Definitiv liquidierte nachrichtenlose Vermögen spülten vergangenes Jahr 7,1 Millionen Franken in die Bundeskasse. De facto fliesst ein Grossteil der ruhenden Guthaben in die Bundeskassen, weil die Anspruchsberechtigten nicht ausfindig gemacht oder die Berechtigung der Gesuchsteller nicht überprüft werden konnte.
Immer wieder kommt es vor, dass Schweizer Banken den Kundenkontakt verlieren, zum Beispiel durch einen Umzug ins Ausland oder einen Todesfall. In solchen Fällen müssen die Finanzinstitute ein Verfahren einhalten, das auf den 1995 in Kraft getretenen «Narilo-Richtlinien» beruht: Hat die Bank über einen längeren Zeitraum keinen Kontakt mehr zum Kunden, muss sie «im Rahmen des Zumutbaren» Nachforschungen anstellen.
Nach 60 Jahren geht das Geld an den Bund
Kann die betroffene Person nicht ausfindig gemacht werden, so sind die Angaben über die Vermögenswerte, sofern sie 500 Franken übersteigen, an eine zentrale Datenbank zu übermitteln, auf die nur der Schweizerische Bankenombudsman Zugriff hat. Dieser ist dann für die Suche nach den Berechtigten zuständig.
Können diese nicht ausfindig gemacht werden, werden die Guthaben auf dem kontaktlosen Konto 60 Jahre nach dem letzten Kundenkontakt auf www.dormantaccounts.ch publiziert. Meldet sich ein Jahr nach der Publikation keine anspruchsberechtigte Person, werden die Guthaben von den Banken an die Eidgenössische Finanzverwaltung (EFV) überwiesen.
Seit Einführung des Systems im Jahr 2001 konnte der Schweizer Bankenombudsmann 710 kontaktlose Bankbeziehungen identifizieren und so den Berechtigten Guthaben im Gesamtwert von 139,4 Millionen Franken überweisen sowie den Inhalt von 73 Tresoren zugänglich machen.
Von 477 Anfragen wurden 18 erfolgreich abgeschlossen
Der Bankenombudsmann kümmert sich auch um die Anfragen von Privatpersonen, die kontaktlose Vermögenswerte vermuten, auf die sie ein Anrecht haben.
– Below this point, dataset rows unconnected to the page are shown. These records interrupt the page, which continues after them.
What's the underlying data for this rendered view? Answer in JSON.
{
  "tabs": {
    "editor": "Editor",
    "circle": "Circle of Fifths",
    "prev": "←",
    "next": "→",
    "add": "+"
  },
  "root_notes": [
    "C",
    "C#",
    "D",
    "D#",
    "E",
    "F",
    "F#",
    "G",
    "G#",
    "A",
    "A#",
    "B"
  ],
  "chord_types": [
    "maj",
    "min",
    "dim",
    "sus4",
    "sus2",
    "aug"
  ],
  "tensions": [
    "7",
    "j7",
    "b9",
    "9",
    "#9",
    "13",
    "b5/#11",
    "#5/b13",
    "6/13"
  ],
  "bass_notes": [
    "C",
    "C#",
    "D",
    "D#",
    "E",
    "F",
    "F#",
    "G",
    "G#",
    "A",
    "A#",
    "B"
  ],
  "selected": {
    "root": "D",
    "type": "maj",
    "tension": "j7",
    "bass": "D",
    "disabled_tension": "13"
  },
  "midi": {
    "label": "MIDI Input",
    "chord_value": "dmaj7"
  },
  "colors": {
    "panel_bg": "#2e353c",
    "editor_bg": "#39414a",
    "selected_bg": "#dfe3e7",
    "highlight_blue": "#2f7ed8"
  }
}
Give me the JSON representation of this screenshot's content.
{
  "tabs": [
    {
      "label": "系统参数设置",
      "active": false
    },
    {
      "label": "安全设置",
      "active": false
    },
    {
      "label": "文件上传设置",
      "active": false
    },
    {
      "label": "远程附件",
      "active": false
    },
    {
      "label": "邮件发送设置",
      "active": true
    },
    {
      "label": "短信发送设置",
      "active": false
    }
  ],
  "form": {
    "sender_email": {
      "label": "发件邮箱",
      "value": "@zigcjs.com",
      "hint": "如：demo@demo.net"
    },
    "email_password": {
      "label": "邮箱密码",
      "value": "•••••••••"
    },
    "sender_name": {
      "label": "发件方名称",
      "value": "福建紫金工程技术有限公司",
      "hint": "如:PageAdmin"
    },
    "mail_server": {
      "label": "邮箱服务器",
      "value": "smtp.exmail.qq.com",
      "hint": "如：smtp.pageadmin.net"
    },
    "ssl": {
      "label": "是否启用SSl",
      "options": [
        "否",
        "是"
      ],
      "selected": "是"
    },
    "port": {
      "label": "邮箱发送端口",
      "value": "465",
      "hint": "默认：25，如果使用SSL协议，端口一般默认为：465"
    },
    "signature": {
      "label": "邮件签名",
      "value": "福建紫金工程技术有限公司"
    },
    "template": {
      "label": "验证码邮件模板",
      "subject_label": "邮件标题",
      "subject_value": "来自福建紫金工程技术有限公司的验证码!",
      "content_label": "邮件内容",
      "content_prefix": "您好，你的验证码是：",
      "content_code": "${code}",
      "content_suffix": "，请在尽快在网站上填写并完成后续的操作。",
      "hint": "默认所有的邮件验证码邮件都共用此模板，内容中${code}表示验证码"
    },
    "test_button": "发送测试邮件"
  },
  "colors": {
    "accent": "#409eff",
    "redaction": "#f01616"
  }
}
Im Jahr 2023 wurden 477 Anfragen behandelt, aber nur 18 erfolgreich abgeschlossen.
«Die durchschnittliche Erfolgsquote seit 2001 liegt bei rund 6,5 Prozent», erklärt Andreas Barfuss, Ombudsman der Schweizer Banken. Der tiefe Prozentsatz lasse sich damit erklären, dass ein Antragsteller in der Regel nicht nach Konten suche, die er selbst eröffnet habe, sondern nach Konten, die ein Verwandter bei einer ihm unbekannten Bank eröffnet hat. Oftmals handle es sich also um eine «reine Vermutung».
Schweiz unter Top 3 mit herrenlosen Konten
Im Jahr 2023 stammte die Mehrheit der bearbeiteten Anträge aus Deutschland (151), gefolgt von Frankreich (66). Die Schweiz steht mit 49 Anträgen an dritter Stelle.
«Es kann sein, dass die Erben von Personen mit Wohnsitz in der Schweiz über bessere Informationen verfügen und daher nur wenige Suchanfragen aus der Schweiz eingehen», sagt Barfuss. Ausserhalb Europas kamen die meisten Anträge aus Asien (32) und Nordamerika (31).
Insgesamt beliefen sich die zurückgegebenen Guthaben im letzten Jahr auf 1,1 Millionen Franken, gegenüber 14,1 Millionen im Jahr 2022, 5,4 Millionen im Jahr 2021 und 3,6 Millionen im Jahr 2020, wie aus dem Jahresbericht des Schweizer Bankenombudsman hervorgeht.
Gelder sind nicht zweckgebunden
Dies ist jedoch nur ein kleiner Teil der insgesamt bearbeiteten gesperrten Vermögenswerte. Mit 7,1 Millionen Franken entfällt der Löwenanteil im Jahr 2023 auf den Bund. Die Gelder fliessen in die Bundeskasse und sind nicht zweckgebunden.
Seit 2017 erhält Bern den Erlös aus der Liquidation der eingezogenen Vermögenswerte. Innerhalb von sechs Jahren flossen dem Bund insgesamt 96,6 Millionen Franken zu. In den Corona-Jahren war dieser Gewinn besonders hoch, wie aus den Finanzberichten zur Staatsrechnung hervorgeht: 2020 betrug er 17,4 Millionen Franken.